Slumdog, directed by Danny Boyle and made for a budget of only $15 million, had emerged as the overwhelming Oscar favorite during the long run up to the 81st Academy Awards, picking-up gongs at several other industry events, including the Golden Globes.
At tonight’s glitzy-but-recession-conscious ceremony at the Kodak Theatre in Hollywood, Slumdog was expected to take the biggest award of them all - the Oscar for Best Picture - in spite of having almost gone straight-to-DVD in the all-important US market. The bookmakers William Hill were pricing film at 1/10, one of the shortest odds ever offered for a Best Picture contender in the history of Oscars betting.
“It would be the biggest upset in modern Oscars history to see Slumdog lose,” said Pete Hammond, the veteran Hollywood awards pundit and Maxim film critic. “It hasn't stumbled once this awards season. It has had an unprecedented sweep.
“It's the equivalent of the perfect season in football or baseball.”
Rival nominees in the Best Picture category included two other British films: Frost/Nixon, about Sir David Frost’s post-Watergate television interviews with the impeached US president, and the Holocaust drama The Reader, starring Ralph Fiennes and Kate Winslet. The other contenders were Milk, a biopic of the openly gay San Francisco politician Harvey Milk, and The Curious Case of Benjamin Button.
With Slumdog and Boyle heavily favoured to win Best Picture and Best Director, pundits were instead looking to the acting honours for suspense. Sean Penn was seen as the front-runner for Milk in the Best Actor category, while Kate Winslet’s performance in The Reader was regarded as the most likely to earn Best Actress.
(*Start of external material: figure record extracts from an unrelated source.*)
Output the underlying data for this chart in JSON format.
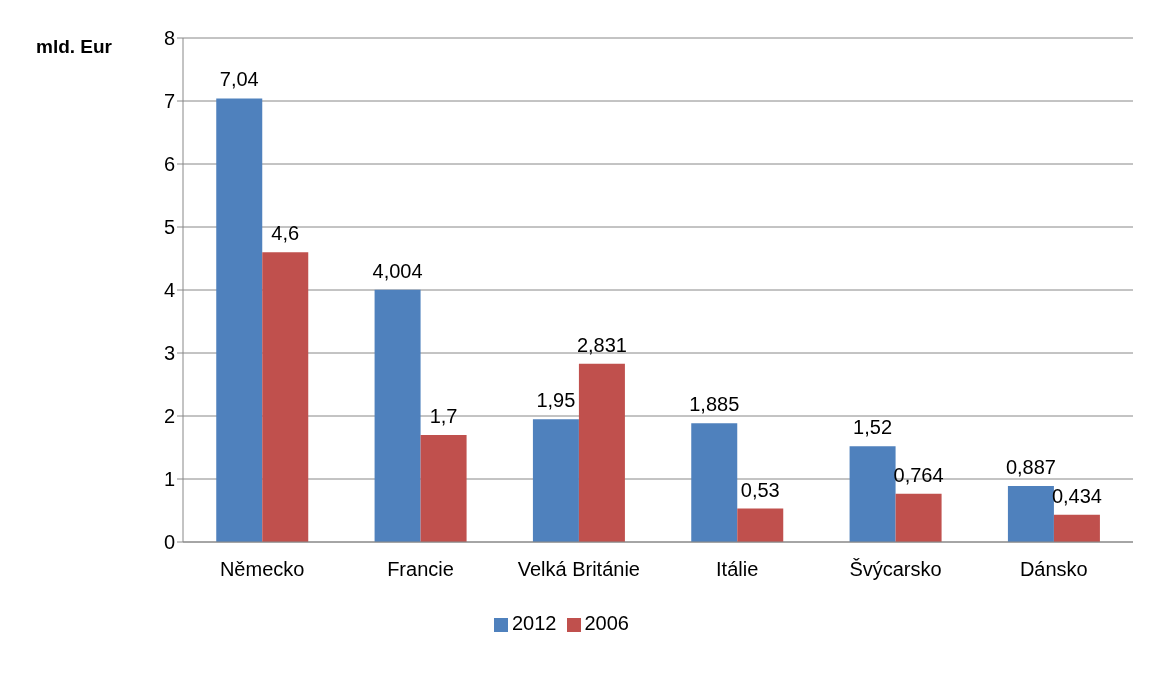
{
  "chart_data": {
    "type": "bar",
    "ylabel": "mld. Eur",
    "categories": [
      "Německo",
      "Francie",
      "Velká Británie",
      "Itálie",
      "Švýcarsko",
      "Dánsko"
    ],
    "series": [
      {
        "name": "2012",
        "color": "#4f81bd",
        "values": [
          7.04,
          4.004,
          1.95,
          1.885,
          1.52,
          0.887
        ],
        "value_labels": [
          "7,04",
          "4,004",
          "1,95",
          "1,885",
          "1,52",
          "0,887"
        ]
      },
      {
        "name": "2006",
        "color": "#c0504d",
        "values": [
          4.6,
          1.7,
          2.831,
          0.53,
          0.764,
          0.434
        ],
        "value_labels": [
          "4,6",
          "1,7",
          "2,831",
          "0,53",
          "0,764",
          "0,434"
        ]
      }
    ],
    "ylim": [
      0,
      8
    ],
    "yticks": [
      0,
      1,
      2,
      3,
      4,
      5,
      6,
      7,
      8
    ],
    "grid": "y",
    "legend": "bottom"
  }
}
Nevertheless, Penn faced a wild-card rival in the form of Mickey Rourke, whose performance in The Wrestler earned him a Golden Globe and a Best Actor gong at the Independent Spirit Awards. Winslet, meanwhile, faced daunting competition from the two-time Academy Award winner Meryl Streep, for Frozen River.
Before this year’s Oscars, Winslet had been nominated for an Academy Award five times but never won.
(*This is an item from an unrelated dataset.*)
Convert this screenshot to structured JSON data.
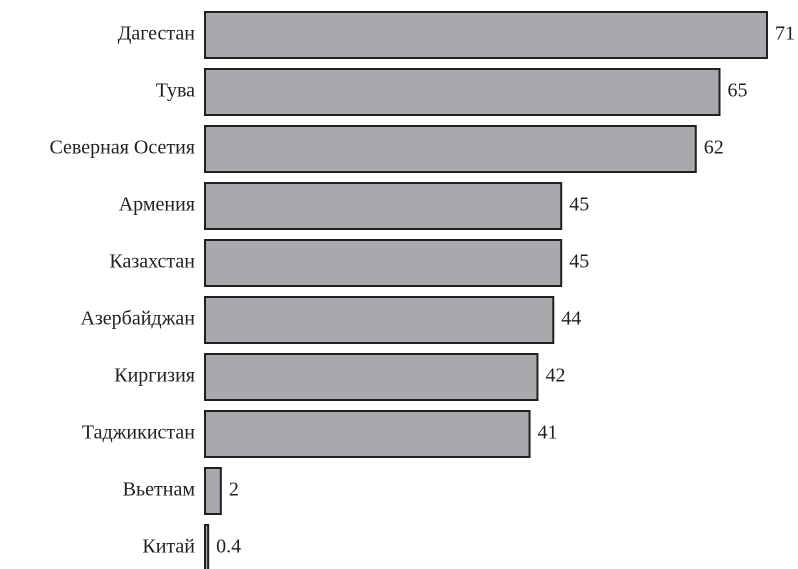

In the supporting categories, the late Australian actor, Heath Ledger, was expected to become only the second actor in history to win a posthumous Oscar for his role as the Joker in The Dark Knight, a year after his death from a drug overdose in New York. And, in the supporting actress category, Penelope Cruz was the favourite to become the first Spanish actress to win an Academy Award for her performance in Woody Allen’s Vicky Cristina Barcelona. Like Mickey Rourke, Cruz was a winner at the Spirit Awards in Santa Monica on Saturday.
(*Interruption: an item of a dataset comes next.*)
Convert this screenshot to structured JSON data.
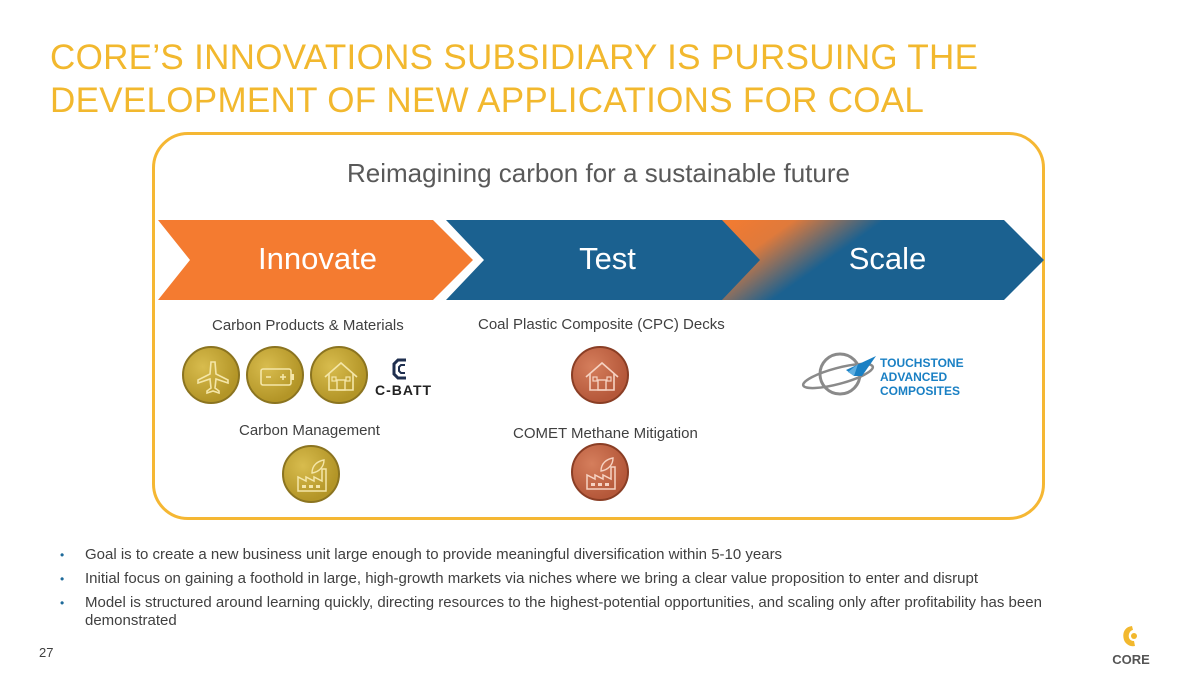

It wasn’t just the actors and directors who had a lot at stake at tonight's Oscars ceremony. The organisers of the event - hosted this year by the Australian actor Hugh Jackman - were also under intense scrutiny, having introduced a new-look format to help arrest plunging ratings. “It's going to be a show that takes some bold risks.” claimed Sid Ganis, president of the Academy of Motion Pictures and Sciences. The event has also come under pressure because of the recession: this year, advertising revenues are down by an estimated 16 per cent.
As Hollywood’s A-List prepared to arrive on the vast red carpet unrolled across Hollywood Boulevard, the satirical Razzie awards were being held only a few blocks away, celebrating the worse releases of 2008. The Canadian comic Mike Myers dominated the event, picking up three Golden Raspberries for his flop The Love Guru. Myers did not show up to collect the gongs in person.